Cell Phone Etiquette

When I was a kid growing up in the sixties, we had a solitary pink rotary dial phone on the middle floor of our three story house. Whenever the phone rang, all activity in our household immediately ceased and everybody made a mad gallop to answer that ridiculous telephone. If it rang while we were all still in bed, everybody threw aside the bed covers and dashed for the stairs, with whacky bed hair and crazed, hollowed eyes. But that phone never went unanswered, unless there was nobody home to hear it ring.

In the early eighties, somebody had the good sense to invent the answering machine. This was the relatively peaceful period of phone evolution, now we could let a machine do the answering. We didn’t yet carry personal phones around with us, so if we were away from our houses (and therefore our phones) it didn’t matter. A simple machine handled the call for us.

Then a few years later we got cell phones. At first, only well-paid executives had them, and they could be seen walking around trendy restaurants with a brick phone glued to their ear. I regarded them with some disdain; I thought they were just show-offs, trying to look important.

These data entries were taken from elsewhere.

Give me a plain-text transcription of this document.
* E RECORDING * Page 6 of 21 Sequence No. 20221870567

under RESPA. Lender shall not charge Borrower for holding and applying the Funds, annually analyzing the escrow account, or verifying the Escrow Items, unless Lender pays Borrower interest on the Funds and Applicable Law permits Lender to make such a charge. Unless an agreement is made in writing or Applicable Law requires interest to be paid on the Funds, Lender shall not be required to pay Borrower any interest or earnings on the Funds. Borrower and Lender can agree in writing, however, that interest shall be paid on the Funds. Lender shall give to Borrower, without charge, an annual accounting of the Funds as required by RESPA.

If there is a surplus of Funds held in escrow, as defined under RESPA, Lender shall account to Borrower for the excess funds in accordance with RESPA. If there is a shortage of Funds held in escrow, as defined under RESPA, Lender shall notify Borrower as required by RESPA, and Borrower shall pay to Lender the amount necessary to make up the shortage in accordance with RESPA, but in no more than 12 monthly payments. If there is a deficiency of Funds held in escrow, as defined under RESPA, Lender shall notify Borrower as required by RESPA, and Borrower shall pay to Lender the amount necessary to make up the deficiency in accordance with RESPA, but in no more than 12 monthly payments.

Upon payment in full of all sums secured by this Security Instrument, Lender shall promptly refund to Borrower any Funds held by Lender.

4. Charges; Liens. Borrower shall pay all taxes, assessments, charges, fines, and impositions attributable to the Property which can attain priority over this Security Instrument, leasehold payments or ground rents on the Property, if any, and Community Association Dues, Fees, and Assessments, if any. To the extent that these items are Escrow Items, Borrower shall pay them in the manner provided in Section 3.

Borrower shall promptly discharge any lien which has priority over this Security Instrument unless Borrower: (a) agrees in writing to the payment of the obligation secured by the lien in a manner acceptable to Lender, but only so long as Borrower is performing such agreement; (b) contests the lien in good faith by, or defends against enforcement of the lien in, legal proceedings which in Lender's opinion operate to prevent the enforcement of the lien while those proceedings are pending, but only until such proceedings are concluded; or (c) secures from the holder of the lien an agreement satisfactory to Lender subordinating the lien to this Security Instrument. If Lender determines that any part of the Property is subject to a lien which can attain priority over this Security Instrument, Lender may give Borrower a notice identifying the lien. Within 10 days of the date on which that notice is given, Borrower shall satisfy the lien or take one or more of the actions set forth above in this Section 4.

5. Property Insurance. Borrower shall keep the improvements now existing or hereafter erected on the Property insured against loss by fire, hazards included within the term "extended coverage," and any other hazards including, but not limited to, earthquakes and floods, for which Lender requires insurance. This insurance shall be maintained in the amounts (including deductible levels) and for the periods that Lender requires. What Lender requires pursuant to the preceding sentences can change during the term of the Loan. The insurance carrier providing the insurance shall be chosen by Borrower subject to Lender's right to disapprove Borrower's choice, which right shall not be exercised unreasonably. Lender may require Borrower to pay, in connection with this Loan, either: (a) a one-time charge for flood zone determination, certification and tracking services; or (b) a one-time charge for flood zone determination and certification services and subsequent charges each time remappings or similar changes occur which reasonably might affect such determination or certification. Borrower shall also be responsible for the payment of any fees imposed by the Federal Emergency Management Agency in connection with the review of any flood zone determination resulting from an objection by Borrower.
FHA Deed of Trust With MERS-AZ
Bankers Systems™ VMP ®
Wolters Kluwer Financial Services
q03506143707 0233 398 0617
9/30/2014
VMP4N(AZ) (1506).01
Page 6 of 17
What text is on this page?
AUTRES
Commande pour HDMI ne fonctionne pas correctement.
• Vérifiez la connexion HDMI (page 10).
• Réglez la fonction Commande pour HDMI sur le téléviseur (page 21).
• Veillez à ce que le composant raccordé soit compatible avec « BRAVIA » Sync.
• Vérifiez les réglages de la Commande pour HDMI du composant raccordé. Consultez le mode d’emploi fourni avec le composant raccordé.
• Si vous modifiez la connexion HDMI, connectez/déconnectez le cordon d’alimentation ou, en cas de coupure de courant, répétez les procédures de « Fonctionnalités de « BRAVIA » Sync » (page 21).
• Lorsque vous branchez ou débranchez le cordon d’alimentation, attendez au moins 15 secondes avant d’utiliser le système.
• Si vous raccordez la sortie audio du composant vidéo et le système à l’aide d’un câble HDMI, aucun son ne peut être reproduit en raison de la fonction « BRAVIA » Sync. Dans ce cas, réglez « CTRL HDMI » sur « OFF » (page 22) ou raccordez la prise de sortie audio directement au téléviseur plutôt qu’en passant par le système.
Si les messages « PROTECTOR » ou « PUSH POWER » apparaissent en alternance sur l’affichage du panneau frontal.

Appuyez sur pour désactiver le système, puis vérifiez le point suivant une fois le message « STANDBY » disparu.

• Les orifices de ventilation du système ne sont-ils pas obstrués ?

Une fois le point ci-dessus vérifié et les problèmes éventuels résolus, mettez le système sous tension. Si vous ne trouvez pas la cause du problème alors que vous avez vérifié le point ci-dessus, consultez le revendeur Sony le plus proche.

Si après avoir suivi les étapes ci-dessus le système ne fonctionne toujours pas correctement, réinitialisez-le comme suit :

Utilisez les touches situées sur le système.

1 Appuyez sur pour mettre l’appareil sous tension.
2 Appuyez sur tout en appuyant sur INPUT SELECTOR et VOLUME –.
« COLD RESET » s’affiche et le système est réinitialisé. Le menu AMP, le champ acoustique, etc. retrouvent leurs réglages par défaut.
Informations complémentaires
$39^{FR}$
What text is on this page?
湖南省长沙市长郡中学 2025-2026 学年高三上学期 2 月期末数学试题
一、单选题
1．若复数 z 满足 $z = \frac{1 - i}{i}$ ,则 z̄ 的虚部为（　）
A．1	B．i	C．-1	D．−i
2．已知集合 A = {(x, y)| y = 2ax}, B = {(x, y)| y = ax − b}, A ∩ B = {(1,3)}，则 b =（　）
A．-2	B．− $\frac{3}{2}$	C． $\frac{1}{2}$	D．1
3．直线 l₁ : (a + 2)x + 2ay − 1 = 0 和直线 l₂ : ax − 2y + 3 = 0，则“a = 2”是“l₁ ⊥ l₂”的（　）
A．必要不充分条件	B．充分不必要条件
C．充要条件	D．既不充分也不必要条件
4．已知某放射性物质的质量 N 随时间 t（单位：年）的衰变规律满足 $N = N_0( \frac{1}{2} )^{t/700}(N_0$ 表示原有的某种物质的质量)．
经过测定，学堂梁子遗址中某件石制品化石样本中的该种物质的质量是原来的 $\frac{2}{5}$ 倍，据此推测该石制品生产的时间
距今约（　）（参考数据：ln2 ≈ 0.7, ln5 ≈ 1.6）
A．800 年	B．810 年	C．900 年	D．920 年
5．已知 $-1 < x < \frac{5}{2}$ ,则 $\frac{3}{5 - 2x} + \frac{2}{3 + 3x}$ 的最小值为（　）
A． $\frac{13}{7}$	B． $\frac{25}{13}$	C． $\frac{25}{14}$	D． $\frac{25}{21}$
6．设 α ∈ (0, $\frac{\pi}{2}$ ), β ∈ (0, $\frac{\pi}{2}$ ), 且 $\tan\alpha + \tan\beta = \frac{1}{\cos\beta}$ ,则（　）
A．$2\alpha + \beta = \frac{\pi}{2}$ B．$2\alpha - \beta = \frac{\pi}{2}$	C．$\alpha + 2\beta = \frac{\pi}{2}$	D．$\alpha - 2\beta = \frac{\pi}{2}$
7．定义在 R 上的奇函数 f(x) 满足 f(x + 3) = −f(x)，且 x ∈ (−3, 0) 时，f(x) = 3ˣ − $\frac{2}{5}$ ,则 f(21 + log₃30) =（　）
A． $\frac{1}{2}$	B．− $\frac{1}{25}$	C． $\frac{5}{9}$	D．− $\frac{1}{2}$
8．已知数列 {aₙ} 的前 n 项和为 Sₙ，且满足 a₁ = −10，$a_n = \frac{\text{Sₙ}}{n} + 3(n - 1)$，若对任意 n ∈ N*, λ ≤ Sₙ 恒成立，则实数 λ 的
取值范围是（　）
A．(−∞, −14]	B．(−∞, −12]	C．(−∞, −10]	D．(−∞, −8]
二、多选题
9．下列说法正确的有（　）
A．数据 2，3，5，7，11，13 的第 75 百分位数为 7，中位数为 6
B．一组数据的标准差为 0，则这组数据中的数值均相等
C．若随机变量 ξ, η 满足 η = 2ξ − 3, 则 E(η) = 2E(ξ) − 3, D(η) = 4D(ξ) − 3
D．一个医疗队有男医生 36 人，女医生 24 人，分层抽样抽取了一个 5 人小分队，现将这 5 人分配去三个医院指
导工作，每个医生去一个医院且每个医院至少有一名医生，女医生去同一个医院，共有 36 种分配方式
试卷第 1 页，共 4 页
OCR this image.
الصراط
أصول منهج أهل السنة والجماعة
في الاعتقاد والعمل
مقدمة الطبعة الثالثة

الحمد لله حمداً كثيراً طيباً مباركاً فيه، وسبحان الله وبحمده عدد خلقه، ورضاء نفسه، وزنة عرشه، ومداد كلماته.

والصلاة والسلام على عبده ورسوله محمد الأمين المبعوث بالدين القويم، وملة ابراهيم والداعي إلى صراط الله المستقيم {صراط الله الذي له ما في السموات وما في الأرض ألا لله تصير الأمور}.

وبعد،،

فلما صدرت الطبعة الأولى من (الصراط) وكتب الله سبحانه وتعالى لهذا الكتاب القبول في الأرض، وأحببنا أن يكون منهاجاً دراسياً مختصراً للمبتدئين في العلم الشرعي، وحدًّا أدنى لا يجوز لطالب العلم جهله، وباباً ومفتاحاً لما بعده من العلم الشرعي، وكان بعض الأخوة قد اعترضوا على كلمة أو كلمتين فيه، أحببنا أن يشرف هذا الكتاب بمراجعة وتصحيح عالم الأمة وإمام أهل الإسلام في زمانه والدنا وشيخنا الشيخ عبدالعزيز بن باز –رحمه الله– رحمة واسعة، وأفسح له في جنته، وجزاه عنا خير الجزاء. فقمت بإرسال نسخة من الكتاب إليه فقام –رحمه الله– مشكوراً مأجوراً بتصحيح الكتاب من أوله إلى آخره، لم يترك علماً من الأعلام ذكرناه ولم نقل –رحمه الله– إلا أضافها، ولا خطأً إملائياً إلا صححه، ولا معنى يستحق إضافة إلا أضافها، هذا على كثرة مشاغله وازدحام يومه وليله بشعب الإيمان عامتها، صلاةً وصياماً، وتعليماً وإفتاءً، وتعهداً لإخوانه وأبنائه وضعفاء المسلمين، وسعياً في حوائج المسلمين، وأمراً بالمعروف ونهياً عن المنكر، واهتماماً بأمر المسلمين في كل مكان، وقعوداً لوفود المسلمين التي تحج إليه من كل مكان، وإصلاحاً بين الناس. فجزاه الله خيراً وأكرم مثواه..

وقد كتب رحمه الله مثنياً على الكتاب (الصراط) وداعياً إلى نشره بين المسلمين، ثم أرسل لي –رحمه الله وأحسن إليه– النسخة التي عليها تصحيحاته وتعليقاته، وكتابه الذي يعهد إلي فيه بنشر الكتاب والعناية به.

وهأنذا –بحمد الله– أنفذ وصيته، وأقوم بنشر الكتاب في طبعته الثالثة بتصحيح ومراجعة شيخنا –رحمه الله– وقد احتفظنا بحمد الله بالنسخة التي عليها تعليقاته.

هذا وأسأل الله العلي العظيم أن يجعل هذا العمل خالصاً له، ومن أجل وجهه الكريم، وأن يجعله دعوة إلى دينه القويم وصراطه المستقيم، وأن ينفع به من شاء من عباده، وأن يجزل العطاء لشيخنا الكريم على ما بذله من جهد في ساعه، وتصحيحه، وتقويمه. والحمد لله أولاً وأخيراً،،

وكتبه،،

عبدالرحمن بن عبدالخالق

Fast forward a few years, and now everybody seems to have a personal phone; they are compact, they often have integrated cameras, the phones are cheap or sometimes free, the plans are affordable, the coverage extends to even tiny little northern towns, the batteries last forever between charges, so why wouldn’t we all have one?

Apparently we all do, and many of us have forgotten our manners while under its spell. There is something terribly compelling about a ringing phone. What really gets me is that we have now regressed back to the sixties again – if the phone rings, no matter what else is happening, it must get answered. A few years ago, a friend and I went for lunch at Citta’s. While waiting for our server, my cell phone rang and I answered it. My friend looked at me with shock and horror at what she perceived to be very tacky behavior – to answer a phone while at a restaurant. She was right of course – it is tacky behavior. Since acquiring a cell phone of her own however, I have observed on a couple of occasions that she violates her own rule. After all, the subconscious message says, this call is for ME!

Because I find it so irritating and rude that someone will answer their phone while talking to me, I have decided upon a rule of etiquette for myself. The rule goes like this: if I am involved in any kind of social interaction with a real, live human being, then that is the first priority. If the cell phone rings, press the silence button, and let it go to VOICEMAIL! Since adopting this rule I have noticed my stress level has gone down when my phone rings. I no longer have to decide whether or not to answer my phone. My rule has taken care of that decision. Now I can wait until I have a quiet moment, when I am not having a conversation or driving my car, I can sit down, listen to my voicemail messages, write down what needs to be written down, and call the important ones back. The non-urgent ones can either be deleted and ignored or perhaps just pushed back a bit. The urgency is gone, the stress is gone, and I know that I am doing my part to practice good cell phone etiquette.